No caso da paciente em questão seu diagnóstico era F20.0 Esquizofrenia Paranóide, sendo que se caracteriza essencialmente pela presença de idéias delirantes relativamente estáveis, frequentemente de perseguição, em geral acompanhadas de perturbações da percepção.

A realidade familiar-social-financeira desta paciente muito se assemelha à maioria dos portadores de doença mental, onde evidenciamos algumas dificuldades no processo de tratamento, as quais se relacionavam com o impacto da doença e a fragilidade do paciente e sua família frente ao processo de adoecimento.
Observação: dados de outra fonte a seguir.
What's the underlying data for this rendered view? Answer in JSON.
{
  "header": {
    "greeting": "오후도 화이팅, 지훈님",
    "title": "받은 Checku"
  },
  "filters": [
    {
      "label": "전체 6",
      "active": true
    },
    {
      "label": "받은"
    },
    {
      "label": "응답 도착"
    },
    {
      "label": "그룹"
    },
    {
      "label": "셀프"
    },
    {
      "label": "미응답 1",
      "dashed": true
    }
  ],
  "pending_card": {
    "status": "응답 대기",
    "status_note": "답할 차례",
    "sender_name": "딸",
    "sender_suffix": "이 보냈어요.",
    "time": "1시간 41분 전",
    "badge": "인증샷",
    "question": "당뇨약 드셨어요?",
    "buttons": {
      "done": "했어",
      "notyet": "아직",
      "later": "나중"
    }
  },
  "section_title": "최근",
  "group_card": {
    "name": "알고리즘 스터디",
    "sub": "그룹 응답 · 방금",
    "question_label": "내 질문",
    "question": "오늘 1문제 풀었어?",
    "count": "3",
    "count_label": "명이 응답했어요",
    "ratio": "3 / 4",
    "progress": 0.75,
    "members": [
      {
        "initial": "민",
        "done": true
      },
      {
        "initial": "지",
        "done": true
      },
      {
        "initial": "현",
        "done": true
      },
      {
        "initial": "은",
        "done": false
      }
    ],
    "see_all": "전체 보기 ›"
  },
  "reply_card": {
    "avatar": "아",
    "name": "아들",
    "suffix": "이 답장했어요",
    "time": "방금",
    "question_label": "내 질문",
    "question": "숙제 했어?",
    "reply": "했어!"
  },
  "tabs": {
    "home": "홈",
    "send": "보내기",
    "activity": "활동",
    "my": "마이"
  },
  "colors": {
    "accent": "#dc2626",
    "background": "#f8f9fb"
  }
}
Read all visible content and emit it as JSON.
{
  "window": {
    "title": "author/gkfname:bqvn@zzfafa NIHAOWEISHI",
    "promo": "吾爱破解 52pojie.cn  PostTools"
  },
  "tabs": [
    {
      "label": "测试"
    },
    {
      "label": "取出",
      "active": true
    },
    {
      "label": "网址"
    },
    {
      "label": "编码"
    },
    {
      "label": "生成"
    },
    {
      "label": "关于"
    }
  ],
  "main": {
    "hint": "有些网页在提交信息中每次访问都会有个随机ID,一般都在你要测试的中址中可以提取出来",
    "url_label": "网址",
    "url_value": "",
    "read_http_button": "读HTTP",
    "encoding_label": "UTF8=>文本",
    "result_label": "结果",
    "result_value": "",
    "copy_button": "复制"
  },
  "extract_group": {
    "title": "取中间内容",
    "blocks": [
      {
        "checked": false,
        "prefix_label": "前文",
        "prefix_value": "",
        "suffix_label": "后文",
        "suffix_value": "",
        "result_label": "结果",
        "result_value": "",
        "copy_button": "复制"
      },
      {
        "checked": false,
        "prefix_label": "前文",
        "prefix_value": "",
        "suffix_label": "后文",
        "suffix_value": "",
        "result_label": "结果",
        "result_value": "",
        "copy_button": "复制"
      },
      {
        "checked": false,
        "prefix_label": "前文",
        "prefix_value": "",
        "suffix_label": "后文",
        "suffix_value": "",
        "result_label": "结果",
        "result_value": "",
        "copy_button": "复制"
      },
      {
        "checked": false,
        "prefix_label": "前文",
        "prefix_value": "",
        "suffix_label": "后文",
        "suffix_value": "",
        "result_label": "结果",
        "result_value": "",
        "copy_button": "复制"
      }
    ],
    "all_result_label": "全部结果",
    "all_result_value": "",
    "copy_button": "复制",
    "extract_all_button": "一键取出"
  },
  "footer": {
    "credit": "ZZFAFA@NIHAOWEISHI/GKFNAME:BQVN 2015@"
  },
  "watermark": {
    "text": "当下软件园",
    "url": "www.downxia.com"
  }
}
Além disso, I. apresentava dificuldades relacionadas aos aspectos sociais que acabavam a colocando na condição de excluída das esferas de inter-relacionamentos.

Outros problemas somavam-se a esses, os quais constituíam obstáculos importantes à manutenção da qualidade de vida como a fragilidade em suas relações familiares e carência financeira para seguir seu tratamento medicamentoso, embora conseguisse uma das medicações via Ministério Público.

Assim, após uma breve noção do quadro clínico e da história da doença, o artigo procura relacionar o Acompanhamento Terapêutico (AT) com a prática em atendimentos a pacientes psiquiátricos, onde emerge a tentativa de resgate da cidadania dos indivíduos com grave sofrimento psíquico.

O AT busca a socialização de um sujeito que muitas vezes foi marginalizado não apenas pela sociedade, mas inclusive em seu meio familiar, colocando-se ao lado deste na tentativa de interação e anti-segregação.

Porém, precisamos falar sobre o passado e a história do AT para que só assim possamos relacionar a prática com a teoria contextualizada no momento histórico.

HISTÓRIA DO ACOMPANHANTE TERAPÊUTICO

O trabalho do acompanhante terapêutico (AT) surgiu na Argentina, no final da década de 1960, como uma necessidade clínica para pacientes cujas terapêuticas clássicas fracassavam.

Inicialmente o AT foi chamado de “amigo qualificado”, mas o termo foi modificado pelo conteúdo pouco profissional. O AT não é um amigo, ainda que possa estabelecer vínculos afetivos intensos com o paciente, mas sim, um agente terapêutico que realiza tarefas e é remunerado para isto.

Com o passar do tempo, também surgiram os movimentos antimanicomiais e a antipsiquiatria difundidos pela Europa entre as décadas de 1950 e 1960 e é nesse momento que surgem na Inglaterra, Alemanha e Estados Unidos as “comunidades terapêuticas”, cuja proposta era buscar novas formas de relação com a loucura, criando locais de acolhimento.

No Brasil, no final da década de 1960, surgem as primeiras comunidades terapêuticas no Rio de Janeiro, São Paulo e Porto Alegre. Nestes locais, o AT começa a ser exercido por universitários, denominados de “auxiliares psiquiátricos” que permaneciam dentro instituição e participavam do cotidiano dos pacientes realizando tarefas que consistiam em atividades de lazer como jogos, realização de festas, atividades diárias, entre outros.

Na década de 1970, com o regime militar que privilegiava a internação asilar em detrimento de outros tipos de tratamento da loucura, ocorre o declínio das comunidades terapêuticas, fazendo com que os auxiliares psiquiátricos percam sua funcionalidade e sua área de trabalho.

O AT definiu sua área de atuação principalmente com pacientes psicóticos, numa busca por reintegrá-los na sociedade e no vínculo familiar, através dos pressupostos psicanalíticos, exercendo muitas vezes a função de confidente e ego-auxiliar/superego.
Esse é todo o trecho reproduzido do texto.